Una quindicina di persone che poco si conosceva prima, chi si esprimeva coi suoni chi con le parole. Non appena arrivarono, la cosa che più colpì i loro sensi fu quell'atmosfera come di un tempo immobile, di una staticità che permeava le costruzioni di pietra del paese e che le rendeva refrattarie ad ogni tipo di cambiamento.

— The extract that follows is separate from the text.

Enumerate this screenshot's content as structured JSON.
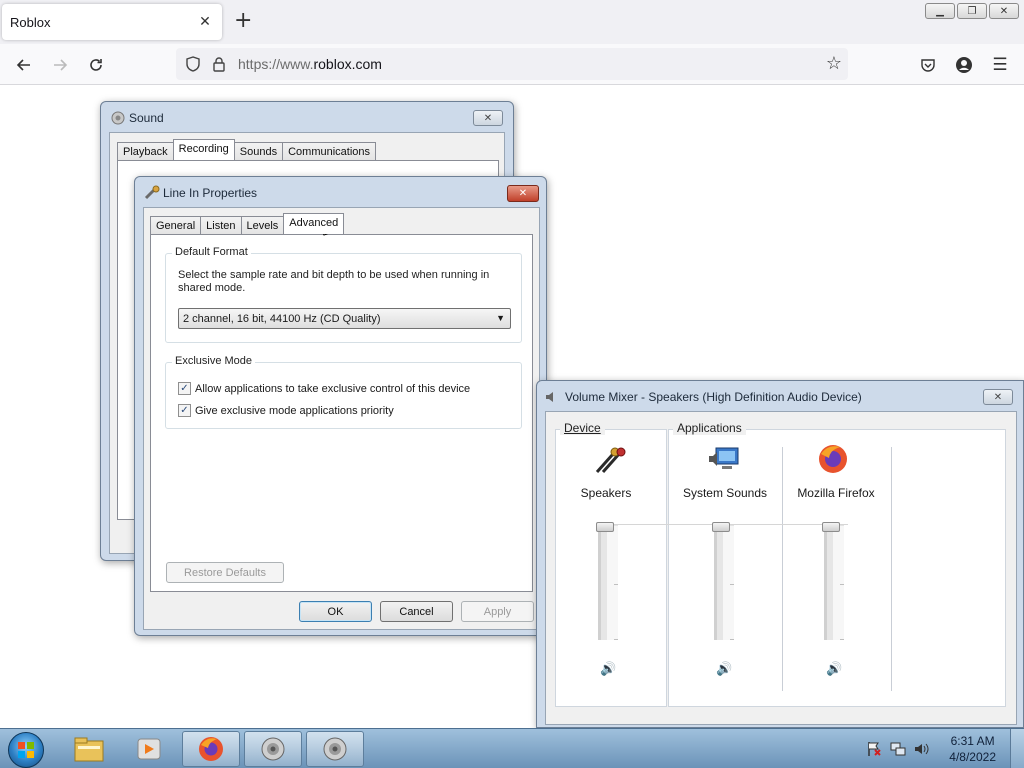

È strano immaginarsi che un posto così possa avere avuto una storia. Per sette giorni con i loro corpi, con la loro musica e e la scrittura, hanno riabitato il paese, scegliendo la locanda come luogo d’incontro dove condividere esperienze ed idee alla ricerca di un dialogo nuovo ed estemporaneo fra la parola ed il suono. 
La natura narrativa dei due canali comunicativi e l’immersione in questo mondo così distante hanno portato interrogativi profondi su questo insolito isolamento:
chi fu ad abitare Osacca prima di loro? Erano consapevoli di questa stasi che tutto sommergeva? C’è stato qualcosa che ha causato questo distacco dai ritmi del mondo esterno? Come si svolge la vita in un paese in cui il tempo sembra ristagnare?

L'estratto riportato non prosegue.